In the present study, an ultrasound inspection and CT scan of the abdomen did not identify the presence of a renal lesion. Therefore, it was concluded that the lesion represented a primary renal-type clear cell carcinoma that had arisen from the periurethral region of the prostate, and thus was treated appropriately with a radical cystoprostatectomy. To the best of our knowledge, no previous studies have described RCC presenting with metastases to the prostate at the time of initial diagnosis, but three cases of metachronous prostate involvement by primary RCCs have been reported (7,8). At diagnosis, these renal tumors were notably large, and following metastasis to the prostate, additional sites, including the lung and bone, were also affected. These previous cases indicate that RCC tumor dissemination occurs via hematogenous mechanisms (7,8). In the present study, the immunohistochemical staining results and the absence of detectable continuity between the two tumors supported the diagnosis of a pre-malignant role of nephrogenic carcinoma. It was concluded that the tumor represented a primary renal-type clear cell carcinoma that had arisen in the prostate. To the best our knowledge, this type of extra-renal lesion has only been described in three previous studies. The mechanisms that underlie the development and biological course of renal-type clear cell carcinomas in the prostate are yet to elucidated.

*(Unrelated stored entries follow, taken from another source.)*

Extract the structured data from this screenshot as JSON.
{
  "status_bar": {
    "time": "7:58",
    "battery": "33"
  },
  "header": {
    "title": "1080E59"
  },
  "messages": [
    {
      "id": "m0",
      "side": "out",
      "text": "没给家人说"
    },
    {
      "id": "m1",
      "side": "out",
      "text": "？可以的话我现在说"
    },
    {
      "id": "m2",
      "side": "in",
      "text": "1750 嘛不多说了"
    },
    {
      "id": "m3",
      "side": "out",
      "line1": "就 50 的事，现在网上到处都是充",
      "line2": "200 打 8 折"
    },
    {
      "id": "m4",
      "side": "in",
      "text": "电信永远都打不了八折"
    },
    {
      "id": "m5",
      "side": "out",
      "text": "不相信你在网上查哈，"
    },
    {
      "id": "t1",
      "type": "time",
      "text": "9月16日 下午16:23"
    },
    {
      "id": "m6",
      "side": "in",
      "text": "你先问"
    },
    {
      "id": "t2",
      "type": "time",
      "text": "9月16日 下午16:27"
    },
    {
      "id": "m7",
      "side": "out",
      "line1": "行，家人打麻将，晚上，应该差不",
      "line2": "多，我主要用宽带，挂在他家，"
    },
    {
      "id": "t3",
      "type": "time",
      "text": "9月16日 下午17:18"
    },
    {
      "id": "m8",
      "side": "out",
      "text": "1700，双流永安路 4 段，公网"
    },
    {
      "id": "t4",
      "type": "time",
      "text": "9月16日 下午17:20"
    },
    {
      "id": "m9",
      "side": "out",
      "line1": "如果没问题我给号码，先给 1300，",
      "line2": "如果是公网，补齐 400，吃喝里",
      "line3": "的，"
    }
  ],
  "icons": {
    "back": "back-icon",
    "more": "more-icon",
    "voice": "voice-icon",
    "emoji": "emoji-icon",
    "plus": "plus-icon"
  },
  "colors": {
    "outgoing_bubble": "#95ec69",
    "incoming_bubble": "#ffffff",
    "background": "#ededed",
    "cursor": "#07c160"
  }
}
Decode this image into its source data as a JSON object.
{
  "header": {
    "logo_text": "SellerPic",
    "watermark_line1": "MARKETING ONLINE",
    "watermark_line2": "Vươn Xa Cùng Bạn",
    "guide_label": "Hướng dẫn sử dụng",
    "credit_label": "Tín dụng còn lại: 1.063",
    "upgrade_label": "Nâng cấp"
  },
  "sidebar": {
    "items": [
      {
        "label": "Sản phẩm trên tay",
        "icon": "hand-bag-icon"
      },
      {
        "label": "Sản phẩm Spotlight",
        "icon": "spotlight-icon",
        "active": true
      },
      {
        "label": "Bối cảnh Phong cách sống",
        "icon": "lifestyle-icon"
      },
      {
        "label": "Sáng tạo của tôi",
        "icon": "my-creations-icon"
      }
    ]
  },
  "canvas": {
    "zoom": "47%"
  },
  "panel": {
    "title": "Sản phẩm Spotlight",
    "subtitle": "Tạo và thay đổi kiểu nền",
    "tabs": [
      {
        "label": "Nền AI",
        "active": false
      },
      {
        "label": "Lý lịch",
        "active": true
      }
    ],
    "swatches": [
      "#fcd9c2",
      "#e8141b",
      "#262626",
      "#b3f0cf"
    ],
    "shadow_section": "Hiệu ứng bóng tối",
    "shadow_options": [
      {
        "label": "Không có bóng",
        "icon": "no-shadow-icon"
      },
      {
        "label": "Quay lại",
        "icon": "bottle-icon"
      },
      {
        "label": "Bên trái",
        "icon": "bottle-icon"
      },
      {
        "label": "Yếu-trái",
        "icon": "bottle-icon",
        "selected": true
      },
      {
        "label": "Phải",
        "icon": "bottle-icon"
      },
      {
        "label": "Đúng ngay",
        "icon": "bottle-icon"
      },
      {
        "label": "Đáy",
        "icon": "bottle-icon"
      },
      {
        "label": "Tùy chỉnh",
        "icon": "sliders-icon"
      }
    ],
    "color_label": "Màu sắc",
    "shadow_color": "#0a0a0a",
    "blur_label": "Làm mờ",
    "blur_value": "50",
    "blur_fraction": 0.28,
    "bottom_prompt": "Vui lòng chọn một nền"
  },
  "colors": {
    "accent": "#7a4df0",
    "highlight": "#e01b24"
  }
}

In summary, the present study described a case of renal-type clear cell carcinoma of the prostate. This particular lesion is a novel pathological entity, with histological and immunohistochemical features that are extremely similar to those of renal clear cell carcinomas. However, whether or not its biological course is comparable to that of a renal clear cell carcinoma is yet to be investigated, as does the tissue origin of this novel type of tumor.